The Cardinals didn’t even have Lance Berkman back for a full week’s worth of games -- he started in just five of seven games -- before a troubling knee injury forced him back to the DL. Wasn't Berkman supposed to stay healthier after moving back to first base?
Berkman’s 2011 season was so remarkable a repeat going to be tough to achieve. To Berkman’s credit, when he’s been healthy enough to play, he’s hit, so the Cards’ offseason decision to reinvest in him after letting Albert Pujols walk away makes as much sense as ever.
The real problem is a question of timing. Losing Berkman (again) mimics the Cards’ experience with getting back and then losing Allen Craig. If Berkman was supposed to be the key bopper in the middle of the lineup, Craig is supposed to be the one-size-fits-all solution to any problem at the corners. Now, with Craig and Berkman down, and starting center fielder Jon Jay out, suddenly St. Louis isn’t just down their best bat or their ninth regular bat. They are now forced to rely again on their third- or fourth-best choice for first base.
And here, as it was earlier this season, they aren’t in the worst situation. Thanks to a farm system that has cranked out so many quality supporting players, a product of their outstanding blend of scouting and statistical evaluation on the player development front. Matt Carpenter's .853 OPS might be better than expected, but it reflects the quality of the bat that was his meal ticket in the first place. After Berkman’s latest trip to the DL, the Cards summoned up 2009 23rd-rounder Matt Adams, another example of their success drafting in the mid to late rounds during Jeff Luhnow’s tenure as head of player development.
With Jay out, they're using four outfielders in a temporary platoon situation. Skip Schumaker moving back from second base is reasonable enough as fixes go, and it provides the Cards with a conveniently timed defensive improvement in the infield. More natural infielders, Daniel Descalso and Tyler Greene, will replace Schumacker. Picking him up against lefties will be fourth outfielder aspirant Shane Robinson. The Cards won’t get top offense out of this platoon, but they won’t get much less from what they should have expected from Jay over the course of the season. There also shouldn’t be too steep a defensive penalty to pay.

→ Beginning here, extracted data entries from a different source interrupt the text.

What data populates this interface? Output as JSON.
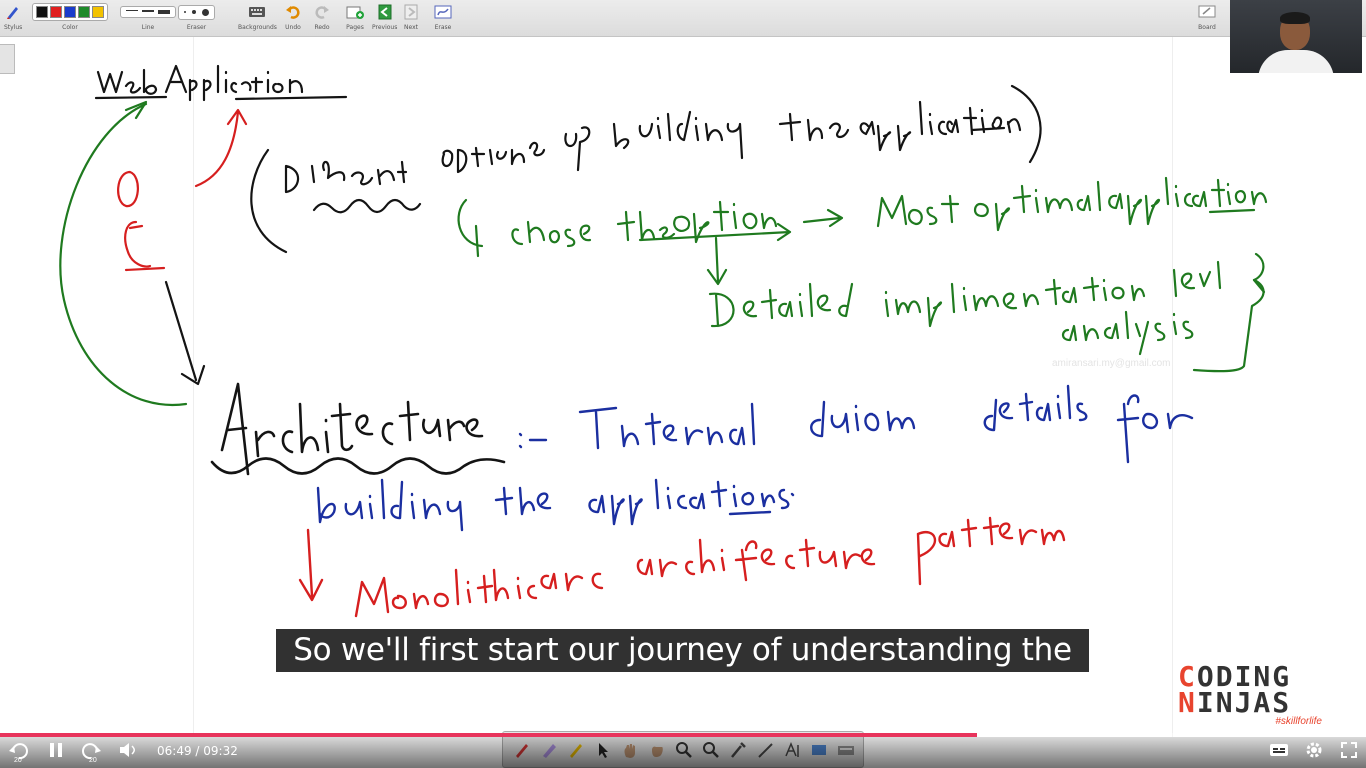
{
  "toolbar": {
    "stylus": "Stylus",
    "color": "Color",
    "line": "Line",
    "eraser": "Eraser",
    "backgrounds": "Backgrounds",
    "undo": "Undo",
    "redo": "Redo",
    "pages": "Pages",
    "previous": "Previous",
    "next": "Next",
    "erase": "Erase",
    "board": "Board",
    "swatch_colors": [
      "#111111",
      "#e02020",
      "#1a3ccc",
      "#1e8a2a",
      "#f2c200"
    ]
  },
  "whiteboard": {
    "notes": [
      "Web Application",
      "Different options of building the application",
      "choose the option",
      "Most optimal applications",
      "Detailed implementation level analysis",
      "OR",
      "Architecture",
      ":- Internal design details for building the applications.",
      "Monolithic architecture pattern"
    ],
    "watermark": "amiransari.my@gmail.com",
    "ink_colors": {
      "black": "#141414",
      "green": "#1f7a1f",
      "red": "#d61f1f",
      "blue": "#1b2fa0"
    }
  },
  "caption": "So we'll first start our journey of understanding the",
  "logo": {
    "line1": "ODING",
    "line2": "INJAS",
    "mark1": "C",
    "mark2": "N",
    "tagline": "#skillforlife"
  },
  "player": {
    "current_time": "06:49",
    "total_time": "09:32",
    "time_display": "06:49 / 09:32",
    "progress_fraction": 0.715,
    "skip_back": "20",
    "skip_forward": "20",
    "accent_color": "#e8345c"
  }
}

What they’re getting from the center fielders won’t make up for what they’ve lost with having to replace both Berkman and Craig at first base, however. The organizational depth that has served them so well this early reflects their overall strength, but the Cardinals can’t afford to lose hitters as good as Berkman and Craig and not expect to miss a few beats on offense. Now that they’ve come back to the pack, the longer this offensive shortcoming lasts, the longer it should tell over time.